Maputo, June 15, 2026 (Lusa) - The Mozambican state-owned ports and railway operator, Portos e Caminhos de Ferro de Mozambique (CFM), announced on Monday that it will begin the second phase of the double-tracking the Ressano Garcia line, which connects to South Africa, in July, with a total investment of €137.8 million.
CFM stated in a press release that it is preparing a new strategic phase with the second phase of the doubling of the Ressano Garcia line, infrastructure it considers to be one of the country’s most important logistics corridors and a “fundamental link” between Mozambique and South Africa.
“The contractor responsible for the work is expected to be announced by July, paving the way for a project valued at around US$160 million [€137.8 million], aimed at boosting rail transport capacity and improving the flow of goods along the Maputo Corridor,” the company explains.
It adds that the first phase of the project has already increased transport capacity on the Ressano Garcia line in Maputo from around 13 million to 24 million tonnes per year, “demonstrating the decisive role of the railway in national logistics competitiveness”, despite the current “challenging context”, marked by the recent floods that affected the south of the country.
The weather events, it is reported, brought the Limpopo line – the second most important in the country – to a standstill for around three months, causing losses estimated at US$12 million (€10.3 million) and affecting the movement of around 130 trains.
"This scenario reinforces a key message: expanding rail capacity is essential, but ensuring infrastructure is resilient to weather events is equally urgent. The future of national logistics requires investment, modernisation and responsiveness," the company states.
Traffic on Mozambique’s rail network almost doubled in the first quarter of the year, to 151,400 passengers, recovering from the effects of the post-election protests in 2025 and despite the impact of the floods, according to a government report.

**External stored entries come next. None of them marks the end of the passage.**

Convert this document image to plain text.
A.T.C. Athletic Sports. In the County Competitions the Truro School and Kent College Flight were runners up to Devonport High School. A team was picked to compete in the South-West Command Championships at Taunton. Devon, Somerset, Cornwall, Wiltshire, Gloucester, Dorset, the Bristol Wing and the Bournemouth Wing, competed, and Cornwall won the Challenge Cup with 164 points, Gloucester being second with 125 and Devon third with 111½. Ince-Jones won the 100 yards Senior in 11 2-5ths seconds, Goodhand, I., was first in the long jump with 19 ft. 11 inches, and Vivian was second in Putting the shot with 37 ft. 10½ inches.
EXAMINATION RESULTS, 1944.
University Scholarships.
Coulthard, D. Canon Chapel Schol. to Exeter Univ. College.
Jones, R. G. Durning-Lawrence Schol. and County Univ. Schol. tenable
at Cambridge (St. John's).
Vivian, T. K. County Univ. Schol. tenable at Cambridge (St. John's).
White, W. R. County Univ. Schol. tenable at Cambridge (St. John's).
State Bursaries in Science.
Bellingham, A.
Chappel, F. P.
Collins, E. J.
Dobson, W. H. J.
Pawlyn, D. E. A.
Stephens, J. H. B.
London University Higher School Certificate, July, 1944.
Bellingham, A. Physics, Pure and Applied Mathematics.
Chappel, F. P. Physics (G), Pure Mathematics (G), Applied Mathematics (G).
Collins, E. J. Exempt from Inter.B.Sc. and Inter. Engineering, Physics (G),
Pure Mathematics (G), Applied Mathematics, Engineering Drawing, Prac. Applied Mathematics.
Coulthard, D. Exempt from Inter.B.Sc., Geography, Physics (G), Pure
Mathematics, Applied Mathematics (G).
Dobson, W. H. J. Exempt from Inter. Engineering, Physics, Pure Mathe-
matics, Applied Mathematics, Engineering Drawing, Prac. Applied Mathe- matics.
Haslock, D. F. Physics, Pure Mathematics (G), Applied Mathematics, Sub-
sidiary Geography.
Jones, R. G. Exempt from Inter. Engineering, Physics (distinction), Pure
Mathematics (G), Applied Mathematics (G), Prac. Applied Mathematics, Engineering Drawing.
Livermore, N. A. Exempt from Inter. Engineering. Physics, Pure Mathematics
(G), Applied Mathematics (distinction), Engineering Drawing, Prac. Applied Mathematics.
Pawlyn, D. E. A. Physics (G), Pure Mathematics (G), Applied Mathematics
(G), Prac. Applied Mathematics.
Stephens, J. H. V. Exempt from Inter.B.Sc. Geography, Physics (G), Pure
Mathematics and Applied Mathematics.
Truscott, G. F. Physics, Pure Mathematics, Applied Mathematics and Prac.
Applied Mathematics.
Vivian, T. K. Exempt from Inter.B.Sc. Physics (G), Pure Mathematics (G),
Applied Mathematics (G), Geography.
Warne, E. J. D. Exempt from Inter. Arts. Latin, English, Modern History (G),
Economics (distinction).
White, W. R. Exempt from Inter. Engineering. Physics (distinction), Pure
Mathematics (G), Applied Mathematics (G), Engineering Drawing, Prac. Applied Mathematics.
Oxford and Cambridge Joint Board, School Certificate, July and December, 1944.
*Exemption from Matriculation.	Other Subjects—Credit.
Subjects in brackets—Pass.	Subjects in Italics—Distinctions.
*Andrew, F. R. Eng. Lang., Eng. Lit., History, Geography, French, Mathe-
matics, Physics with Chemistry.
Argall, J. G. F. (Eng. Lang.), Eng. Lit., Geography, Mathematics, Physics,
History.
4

According to data from the Ministry of Transport and Logistics, the plan for 2026 forecasts the transport of nearly 631,000 passengers on the rail network, with first-quarter traffic representing a 95% increase compared to the 77,300 passengers carried from January to March last year.
As for rail freight transport, the document indicates that 3.6 million tonnes of general cargo were handled during this three-month period, an increase of 14.9% compared to 2025 and almost 20% of the target for the whole year.
However, in the same first three months of the year, CFM recorded losses of US$47 million (€40.1 million), resulting from cargo not transported and the destruction of infrastructure and equipment due to the floods that mainly affected the south.
The government announced in April last year that it intends to invest nearly €190 million by 2030 in the doubling of railway lines, and the acquisition of carriages, locomotives and wagons to boost passenger and freight transport capacity.
The government stated that it intends to invest the funds in completing the doubling of the remaining 25 kilometres of the Ressano Garcia railway line, as well as in the purchase of more than 30 carriages to boost passenger transport capacity.
For the same amount, it intends to acquire, by 2030, 250 wagons to meet the growing demand for mineral transport and to purchase at least 15 mainline locomotives, according to the company’s previous estimates.